Mais les autorités, dans un gouvernement socialiste, donnent ce sentiment d'impunité ?
- "Non, mais c'est quand même un sentiment qu'on a en général. Je suis encore premier adjoint dans ma commune - une commune ouvrière - et je vois bien ce que les gens disent dans l'agglomération rouennaise. Ils disent qu'il y a tel hold-up, qu'on arrête les gens ou qu'on ne les arrête pas, que si on les arrête, on les relâche, qu'il n'y a pas assez de fermeté. C'est aussi un problème d'éducation. Je vois souvent des familles qui viennent se plaindre, mais cela commence quand même à l'éducation que les parents donnent ou ne donnent pas aux enfants. C'est un tout. C'est pourquoi il faut être ferme aussi avec les causes de la délinquance."
Il y a un attendrissement, un amour collectif aujourd'hui à l'égard des policiers. Combien cela coûte-t-il ?

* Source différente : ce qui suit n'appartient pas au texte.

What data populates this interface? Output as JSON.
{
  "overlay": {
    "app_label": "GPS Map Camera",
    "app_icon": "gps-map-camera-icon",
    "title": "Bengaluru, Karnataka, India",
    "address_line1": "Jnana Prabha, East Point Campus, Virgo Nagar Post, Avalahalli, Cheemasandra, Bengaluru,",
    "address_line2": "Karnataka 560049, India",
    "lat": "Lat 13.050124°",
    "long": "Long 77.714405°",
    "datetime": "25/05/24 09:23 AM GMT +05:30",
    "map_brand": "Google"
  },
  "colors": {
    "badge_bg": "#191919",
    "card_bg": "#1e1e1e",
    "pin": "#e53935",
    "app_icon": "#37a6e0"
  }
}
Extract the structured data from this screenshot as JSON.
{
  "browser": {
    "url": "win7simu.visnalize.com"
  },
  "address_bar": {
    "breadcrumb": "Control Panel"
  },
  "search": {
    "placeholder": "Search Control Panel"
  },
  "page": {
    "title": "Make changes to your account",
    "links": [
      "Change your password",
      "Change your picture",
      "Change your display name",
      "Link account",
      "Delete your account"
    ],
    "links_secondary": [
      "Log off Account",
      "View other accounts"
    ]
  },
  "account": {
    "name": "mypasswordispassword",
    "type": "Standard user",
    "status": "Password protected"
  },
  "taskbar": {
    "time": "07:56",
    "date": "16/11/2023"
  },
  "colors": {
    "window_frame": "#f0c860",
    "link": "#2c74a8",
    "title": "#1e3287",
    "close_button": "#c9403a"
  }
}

- "Je récuse vos termes. Ce n'est pas une plaisanterie, c'est un sujet réel. Il y a eu un budget, dont l'encre est à peine sèche, qui a prévu et organisé le recrutement de 3.000 policiers supplémentaires. C'est considérable, cela n'a jamais été fait par les gouvernements précédents. On est dans un cadre. Il s'agit de faire venir des policiers sur le terrain. Il y a aussi des problèmes indemnitaires. Et D. Vaillant, qui est en charge de ces questions, a commencé à faire des propositions l'autre jour. Il y avait l'affaire extrêmement choquante du manque de gilets pare-balles - ce n'est pas admissible -, donc il est tout à fait normal que tous les policiers aient des gilets pare-balles. Il faut prendre la totalité du champ. Mais ils n'ont pas simplement des revendications matérielles, c'est quelque chose de plus large : de la considération et une politique de fermeté."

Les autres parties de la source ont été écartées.